I received this problem in a competitive math contest in which the problems were fairly easy to me, but this one has had me puzzled for a couple of days. The other problems in the contest were not too hard to figure out the solution to, so I think that this one has a formula or something of that sort which makes it much easier.
Well, assume $m \in \mathbb{Z}$ and take
$$n^2 - 7 n + 21 - m^2 = 0$$
Using the quadratic formula,
$$n = \frac{7 \pm \sqrt{49 - 4 (21 - m^2)}}{2}$$
Clearly for $n$ to be an integer, the expression $49 - 4 (21 - m^2) = 4 m^2 - 35$ must be a perfect square; i.e., $4 m^2 - 35 = k^2$, where $k \in \mathbb{Z}$. Then $4 m^2 - k^2 = (2 m + k) (2 m - k) = 35$. Since $35 = (5) (7)$, there are only a few cases to check; restricting ourselves (WLOG) to non-negative solutions, we find $(m, k)$ must be $(3, 1)$ or $(9, 17)$. This leaves $n = \frac{7 \pm 1}{2}$ or $n = \frac{7 \pm 17}{2}$. Therefore, $n \in \{ 3, 4, 12 \}$ (note that $-5$ satisfies the equation but is not positive).
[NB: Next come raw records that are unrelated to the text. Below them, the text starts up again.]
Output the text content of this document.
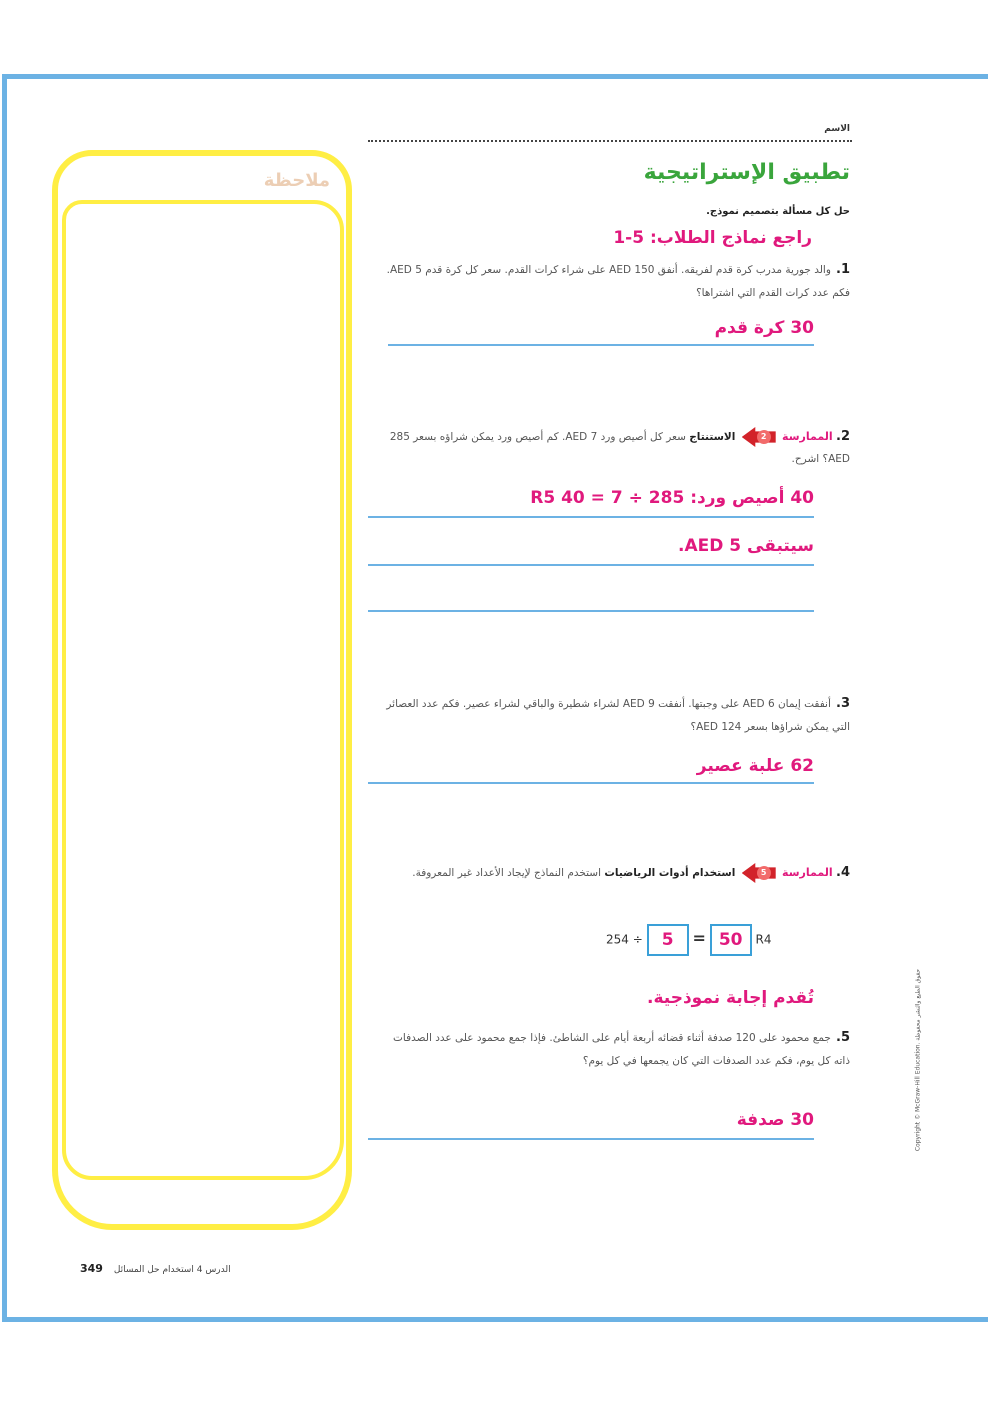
ملاحظة
الاسم
تطبيق الإستراتيجية
حل كل مسألة بتصميم نموذج.
راجع نماذج الطلاب: 5-1
1. والد جورية مدرب كرة قدم لفريقه. أنفق 150 AED على شراء كرات القدم. سعر كل كرة قدم 5 AED. فكم عدد كرات القدم التي اشتراها؟
30 كرة قدم
2. الممارسة
2
الاستنتاج سعر كل أصيص ورد 7 AED. كم أصيص ورد يمكن شراؤه بسعر 285 AED؟ اشرح.
40 أصيص ورد: 285 ÷ 7 = 40 R5
سيتبقى 5 AED.
3. أنفقت إيمان 6 AED على وجبتها. أنفقت 9 AED لشراء شطيرة والباقي لشراء عصير. فكم عدد العصائر التي يمكن شراؤها بسعر 124 AED؟
62 علبة عصير
4. الممارسة
5
استخدام أدوات الرياضيات استخدم النماذج لإيجاد الأعداد غير المعروفة.
254 ÷ 5 = 50 R4
تُقدم إجابة نموذجية.
5. جمع محمود على 120 صدفة أثناء قضائه أربعة أيام على الشاطئ. فإذا جمع محمود على عدد الصدفات ذاته كل يوم، فكم عدد الصدفات التي كان يجمعها في كل يوم؟
30 صدفة	Copyright © McGraw-Hill Education. حقوق الطبع والنشر محفوظة
349 الدرس 4 استخدام حل المسائل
The answer is $3 + 4 + 12 = \boxed{19}$.
For most positive values of $n$ you have $$(n-4)^2<n^2-7n+21<(n-3)^2,$$ and so the quadratic cannot be a perfect square. To make precise what 'for most' means, expand $$n^2-7n+21<(n-3)^2=n^2-6n+9,$$ to find that this holds precisely if $n>12$. Similarly, the other inequality holds for $n>-5$. So it suffices to check whether $n=1,\ldots,12$ yield perfect squares.